In a sign that illicit drug trade is becoming more and more an
established industry, new countries are cutting into the marketplace
and American drug gangs are being ousted out of the wholesale trade in
their own country.

Mexican and U.S. drug traffickers face increasing competition from
their counterparts in Caribbean and Central American nations, U.S.
drug czar Barry McCaffrey reports in a review of trends in the
narcotics trade.

Mexico -- which has again been certified by the Clinton administration
as a full and helpful partner in the war against drugs -- is still the
leading route for cocaine shipments into the United States.

But traffickers in Jamaica, Haiti, the Dominican Republic and Panama
are rapidly gaining ground, McCaffrey says.

Meanwhile, American drug gangs have been pushed out of the wholesale
domestic trade by Dominicans, Colombians and Mexicans.

Americans simply can't compete because they're easier to watch by U.S.
authorities. Meanwhile, wholesalers from other countries have set up
shop in the U.S., moving in without police histories and hiding their
proceeds in foreign banks.

While the U.S. concentrates on trying to stem the flow of cocaine from
Colombia through Mexico into this country, other countries have made
big inroads into the trade. ''There's a lot more (cocaine) showing up
in Haiti, the Dominican Republic, the Jamaica axis,'' McCaffrey reported.

Panama may become a special case, and in time it could become the
major player in world cocaine trade. With U.S. troops out of Panama
for the first time in nearly a century, drug trafficking is increasing
rapidly in that country. And the increase is expected to continue to
escalate because of geography. Colombia, the region's leading drug
producer, is a next-door neighbor to Panama.

Colombia also illustrates the complexity of the drug trade. Consider
these facts:

Leftist rebels in Colombia protect cocaine shipments, and even
coordinate planting the crop and move shipments. Meanwhile, right-wing
paramilitary groups who are fighting the rebels operate cocaine
processing labs. And when the Colombian government tried to bribe its
way to a peace accord with the rebels by giving them a
Switzerland-size chunk of Colombia, the rebels quickly planted the
35,000 acres of cocaine on their new property.
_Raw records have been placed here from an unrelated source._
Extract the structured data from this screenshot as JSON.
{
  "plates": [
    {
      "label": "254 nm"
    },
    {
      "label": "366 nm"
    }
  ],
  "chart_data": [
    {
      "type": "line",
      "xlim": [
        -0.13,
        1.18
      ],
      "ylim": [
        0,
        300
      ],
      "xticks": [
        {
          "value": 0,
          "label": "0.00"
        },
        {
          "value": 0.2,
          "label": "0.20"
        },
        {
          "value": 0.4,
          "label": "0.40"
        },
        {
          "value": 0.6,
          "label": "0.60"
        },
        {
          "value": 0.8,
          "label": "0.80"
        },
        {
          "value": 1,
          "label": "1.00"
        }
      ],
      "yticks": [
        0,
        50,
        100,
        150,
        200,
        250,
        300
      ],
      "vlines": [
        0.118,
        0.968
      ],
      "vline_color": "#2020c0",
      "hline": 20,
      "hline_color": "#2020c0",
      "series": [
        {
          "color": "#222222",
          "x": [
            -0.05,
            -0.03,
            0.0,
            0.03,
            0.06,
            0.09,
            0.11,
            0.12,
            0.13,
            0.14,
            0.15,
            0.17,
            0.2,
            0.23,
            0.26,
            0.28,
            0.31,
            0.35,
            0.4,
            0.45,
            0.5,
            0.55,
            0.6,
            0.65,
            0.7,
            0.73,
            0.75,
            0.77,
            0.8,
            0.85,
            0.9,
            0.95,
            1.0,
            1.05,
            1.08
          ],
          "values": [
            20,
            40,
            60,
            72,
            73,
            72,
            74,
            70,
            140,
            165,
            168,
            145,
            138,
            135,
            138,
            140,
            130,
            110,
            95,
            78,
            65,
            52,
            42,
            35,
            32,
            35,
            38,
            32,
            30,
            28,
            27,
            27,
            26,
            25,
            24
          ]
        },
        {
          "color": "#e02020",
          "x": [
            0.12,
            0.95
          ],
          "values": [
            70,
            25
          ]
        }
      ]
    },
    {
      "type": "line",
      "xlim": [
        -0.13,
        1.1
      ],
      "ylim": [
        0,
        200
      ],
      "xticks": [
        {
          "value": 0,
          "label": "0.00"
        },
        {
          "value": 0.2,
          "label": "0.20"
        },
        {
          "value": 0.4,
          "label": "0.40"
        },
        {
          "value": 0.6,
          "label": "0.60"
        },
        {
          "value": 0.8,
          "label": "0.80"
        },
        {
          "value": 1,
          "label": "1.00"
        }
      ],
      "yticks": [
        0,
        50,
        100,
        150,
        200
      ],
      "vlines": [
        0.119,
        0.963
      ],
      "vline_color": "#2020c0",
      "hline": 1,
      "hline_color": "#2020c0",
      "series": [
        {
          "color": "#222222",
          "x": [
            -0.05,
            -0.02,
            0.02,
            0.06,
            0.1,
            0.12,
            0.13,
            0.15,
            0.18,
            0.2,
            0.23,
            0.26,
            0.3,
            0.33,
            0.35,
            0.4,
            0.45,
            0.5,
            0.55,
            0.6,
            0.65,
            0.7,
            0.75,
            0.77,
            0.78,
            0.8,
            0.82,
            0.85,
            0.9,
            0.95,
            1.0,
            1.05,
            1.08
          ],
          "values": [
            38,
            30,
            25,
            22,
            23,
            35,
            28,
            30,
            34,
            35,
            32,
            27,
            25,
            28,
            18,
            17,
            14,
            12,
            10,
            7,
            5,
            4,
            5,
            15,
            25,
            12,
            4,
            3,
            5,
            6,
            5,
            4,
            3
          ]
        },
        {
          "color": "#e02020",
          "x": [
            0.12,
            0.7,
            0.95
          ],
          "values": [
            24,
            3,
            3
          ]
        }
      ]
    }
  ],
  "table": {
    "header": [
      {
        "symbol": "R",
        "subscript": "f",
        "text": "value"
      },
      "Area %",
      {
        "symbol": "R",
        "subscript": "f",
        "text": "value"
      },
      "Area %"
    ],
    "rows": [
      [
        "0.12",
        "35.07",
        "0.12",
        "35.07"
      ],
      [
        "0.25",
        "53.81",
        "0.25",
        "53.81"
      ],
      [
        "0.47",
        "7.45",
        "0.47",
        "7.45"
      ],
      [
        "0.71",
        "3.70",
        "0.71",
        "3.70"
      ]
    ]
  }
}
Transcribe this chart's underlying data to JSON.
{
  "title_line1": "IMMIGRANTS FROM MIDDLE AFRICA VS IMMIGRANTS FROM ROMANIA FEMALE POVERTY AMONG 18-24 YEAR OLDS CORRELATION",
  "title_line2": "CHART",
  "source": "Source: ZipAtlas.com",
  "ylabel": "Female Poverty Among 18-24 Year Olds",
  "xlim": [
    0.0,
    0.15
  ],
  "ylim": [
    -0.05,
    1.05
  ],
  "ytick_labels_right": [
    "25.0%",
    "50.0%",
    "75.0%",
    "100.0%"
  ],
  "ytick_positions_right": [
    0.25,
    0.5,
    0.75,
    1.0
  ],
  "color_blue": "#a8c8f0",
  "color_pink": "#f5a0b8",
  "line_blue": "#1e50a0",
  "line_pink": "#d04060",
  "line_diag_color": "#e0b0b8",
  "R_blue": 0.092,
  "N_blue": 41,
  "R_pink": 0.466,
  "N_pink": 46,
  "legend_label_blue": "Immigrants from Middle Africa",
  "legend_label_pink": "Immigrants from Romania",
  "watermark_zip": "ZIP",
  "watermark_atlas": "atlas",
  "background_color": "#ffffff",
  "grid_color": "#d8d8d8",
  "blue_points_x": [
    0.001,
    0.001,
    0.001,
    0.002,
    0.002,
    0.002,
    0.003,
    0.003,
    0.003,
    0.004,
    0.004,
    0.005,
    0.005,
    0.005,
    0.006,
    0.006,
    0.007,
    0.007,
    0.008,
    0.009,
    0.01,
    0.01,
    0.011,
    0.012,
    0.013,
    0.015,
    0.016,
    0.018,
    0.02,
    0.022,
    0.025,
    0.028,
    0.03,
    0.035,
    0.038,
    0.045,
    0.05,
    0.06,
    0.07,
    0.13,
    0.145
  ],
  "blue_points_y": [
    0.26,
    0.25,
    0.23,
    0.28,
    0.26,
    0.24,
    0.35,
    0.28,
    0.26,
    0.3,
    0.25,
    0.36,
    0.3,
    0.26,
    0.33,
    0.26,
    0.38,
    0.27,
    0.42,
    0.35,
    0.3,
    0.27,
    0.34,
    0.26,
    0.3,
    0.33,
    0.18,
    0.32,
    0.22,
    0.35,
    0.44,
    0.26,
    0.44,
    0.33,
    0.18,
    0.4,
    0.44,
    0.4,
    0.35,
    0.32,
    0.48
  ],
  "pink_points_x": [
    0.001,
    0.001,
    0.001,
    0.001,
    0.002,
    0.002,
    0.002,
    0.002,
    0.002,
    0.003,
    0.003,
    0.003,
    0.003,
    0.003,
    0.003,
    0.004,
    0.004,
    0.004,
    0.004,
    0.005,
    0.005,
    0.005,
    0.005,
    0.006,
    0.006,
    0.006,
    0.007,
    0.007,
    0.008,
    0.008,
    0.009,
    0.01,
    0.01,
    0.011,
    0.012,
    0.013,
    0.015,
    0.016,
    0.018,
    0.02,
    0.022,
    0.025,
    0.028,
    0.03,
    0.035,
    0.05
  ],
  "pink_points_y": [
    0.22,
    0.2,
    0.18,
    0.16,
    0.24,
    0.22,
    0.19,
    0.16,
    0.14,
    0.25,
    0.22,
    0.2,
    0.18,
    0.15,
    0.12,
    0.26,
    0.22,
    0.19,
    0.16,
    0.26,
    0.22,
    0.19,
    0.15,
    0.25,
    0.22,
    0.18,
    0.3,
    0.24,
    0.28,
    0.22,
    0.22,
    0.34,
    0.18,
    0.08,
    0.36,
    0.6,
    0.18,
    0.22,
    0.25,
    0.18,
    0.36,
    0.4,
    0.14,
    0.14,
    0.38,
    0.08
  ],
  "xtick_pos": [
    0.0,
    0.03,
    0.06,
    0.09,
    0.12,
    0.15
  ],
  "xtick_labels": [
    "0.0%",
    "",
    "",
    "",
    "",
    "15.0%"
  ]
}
It has become obvious that the U.S. demand for illicit drugs --
especially cocaine -- has created a monstrous, complex supply mechanism
that can rapidly change its shape and form in response to every effort
we make to bring it under control.

What may be needed is a U.S. plan broader, more sophisticated and
costly than anyone has heretofore imagined.

And all because too many Americans can't simply say "No."